Ankara Ayazı Makyajı: I’m Cold Makeup

Şu anda bu yazıyı kar yağıyorken, pencerenin köşesinden hayatı romantize ederek yazmanın gururu içerisindeyim, çünkü üşüyorum…
Bildiğimiz gibi Tiktok ve Instagramda her havalar eksi derecelere indiğinde yeniden bir akım olan “I’m cold” makyaj stilini inceleyeceğim!

Gözlerin parlak, yanakların kızarmış, dudakta ise tint üstüne gloss sürüldüğü benim şahsen çok beğendiğim ve Karlar Ülkesi Elsa’yı andıran kızlara en yakıştırdığım makyaj türü.
Hayır, hayır bu “clean girl” makyajı değil.

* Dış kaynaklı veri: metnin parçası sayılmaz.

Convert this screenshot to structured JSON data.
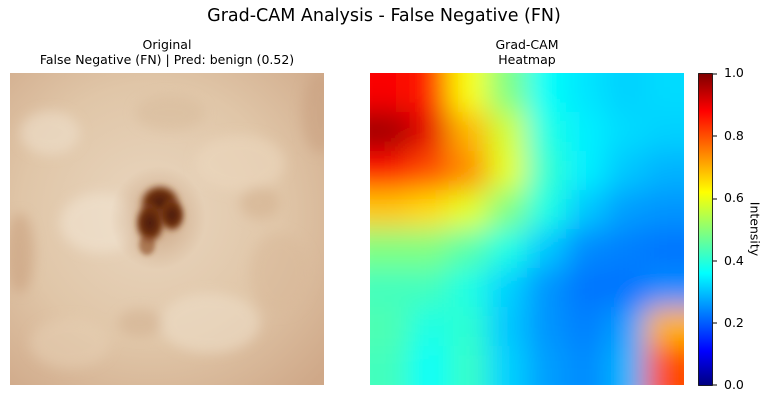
{
  "figure": {
    "suptitle": "Grad-CAM Analysis - False Negative (FN)"
  },
  "left_panel": {
    "title_line1": "Original",
    "title_line2": "False Negative (FN) | Pred: benign (0.52)"
  },
  "right_panel": {
    "title_line1": "Grad-CAM",
    "title_line2": "Heatmap"
  },
  "colorbar": {
    "label": "Intensity",
    "colormap": "jet",
    "ticks": [
      "1.0",
      "0.8",
      "0.6",
      "0.4",
      "0.2",
      "0.0"
    ]
  },
  "chart_data": {
    "type": "heatmap",
    "title": "Grad-CAM Heatmap",
    "colormap": "jet",
    "vmin": 0.0,
    "vmax": 1.0,
    "grid": false,
    "values": [
      [
        0.88,
        0.85,
        0.62,
        0.5,
        0.38,
        0.35,
        0.33,
        0.34
      ],
      [
        0.97,
        0.9,
        0.7,
        0.58,
        0.4,
        0.36,
        0.34,
        0.33
      ],
      [
        0.86,
        0.8,
        0.74,
        0.6,
        0.42,
        0.36,
        0.32,
        0.3
      ],
      [
        0.68,
        0.66,
        0.6,
        0.5,
        0.4,
        0.32,
        0.28,
        0.27
      ],
      [
        0.5,
        0.5,
        0.46,
        0.4,
        0.32,
        0.26,
        0.25,
        0.24
      ],
      [
        0.44,
        0.44,
        0.4,
        0.33,
        0.27,
        0.24,
        0.24,
        0.26
      ],
      [
        0.45,
        0.4,
        0.42,
        0.32,
        0.27,
        0.25,
        0.28,
        0.7
      ],
      [
        0.44,
        0.38,
        0.43,
        0.33,
        0.28,
        0.26,
        0.3,
        0.8
      ]
    ]
  }
}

Bu sanki Ankara ayazında -10 derecede tam arkadaşının evinden yurda dönecekken neyse biraz daha kalayım, şimdi çıkarsam donarımlık bir durumda yapılacak makyaj stili. Ya da en azından, dışarı çıktığınızda suratınızın böyle görülmesi amaçlanıyor diyebilirim!
Nasıl yapacağınız size kalmış, ama ben yine de anlatayım.

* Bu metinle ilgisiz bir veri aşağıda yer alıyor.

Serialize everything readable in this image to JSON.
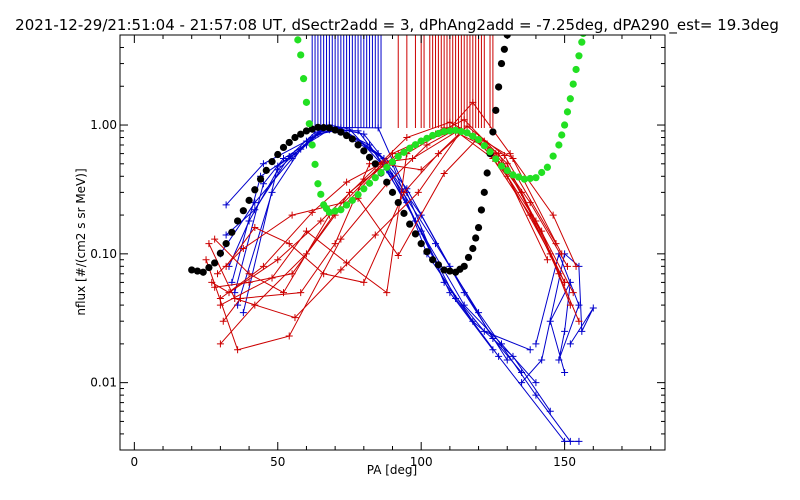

Gözlerde ıslak bir maskara görüntüsü için kesinlikle silikon fırça ve dolgunlaştırmasından ziyade uzatması ile ünlenen bir ürün seçmelisin.
Kirpiklerini kıvır ve uzatabildiğin kadar uzat.
Parlak ama sim sim durmayan, ışıltı veren beyaz ve ya rose yansımalı bir highlighter’ı; göz pınarlarına, elmacıklarına, kaş kemiğine ve göz kapağının tam ortasına dokundur. Göz pınarların konusunda elini korkak alıştırma, ne kadar aydınlık ve yuvarlak bir göze kavuştuğuna inanamayacaksın.
Bu adım benim favorim, günlük makyajlarımda hep kullanırım.

Gerçi ‘günlük’ makyaj diye bir tanımı da kabul edemem, makyaj o gün kendini nasıl hissediyorsan ve ifade etmek istiyorsan öyle yapman gereken bir şey. O gün bir buluşmada daha cesur mu gözükmek istiyorum, masum mu yoksa ulaşılmaz mı? Her şey buna göre şekilleniyor benim kafamda…

Hatta sen daha da derinlik arttırmak istersen, beyaz bir göz kalemi ile destekle, biraz da alt kirpik çizgine.
Allık konusu çok kritik, hani bi ara ‘blush blindness’ diye bir kavram çıktı ya; hani herkes çocukken annesinin çekmecelerini karıştırır da her bulduğunu yüzüne sürer ya..
Heh işte öyle gözükmeyeceğiz, ama neredeyse öyle gözükeceğiz aynı zamanda.
Önemli olan bilinçli davranmak makyajda, birazcık kapatıcının düzeltemeyeceği şey yoktur unutmayın…

Eeee, güzellik ile alakalı hiçbir şey kolay veya ucuz veya acısız olmuyor maalesef. Mesela ben çocukken kuaföre gitmeyi hiç sevmezdim. Kafamın o yıkandığı garip lavabo var ya, orası hep boynumu acıtırdı, etrafımdaki yaşça büyük kadınlarınsa hep bana ‘güzellik acılıdır’ diye nasihat verdiklerini hatırlardım.
Neyse ki, makyajda acılı bir kısım yok, işte tam da bu yüzden makyaj sanatçısıyım!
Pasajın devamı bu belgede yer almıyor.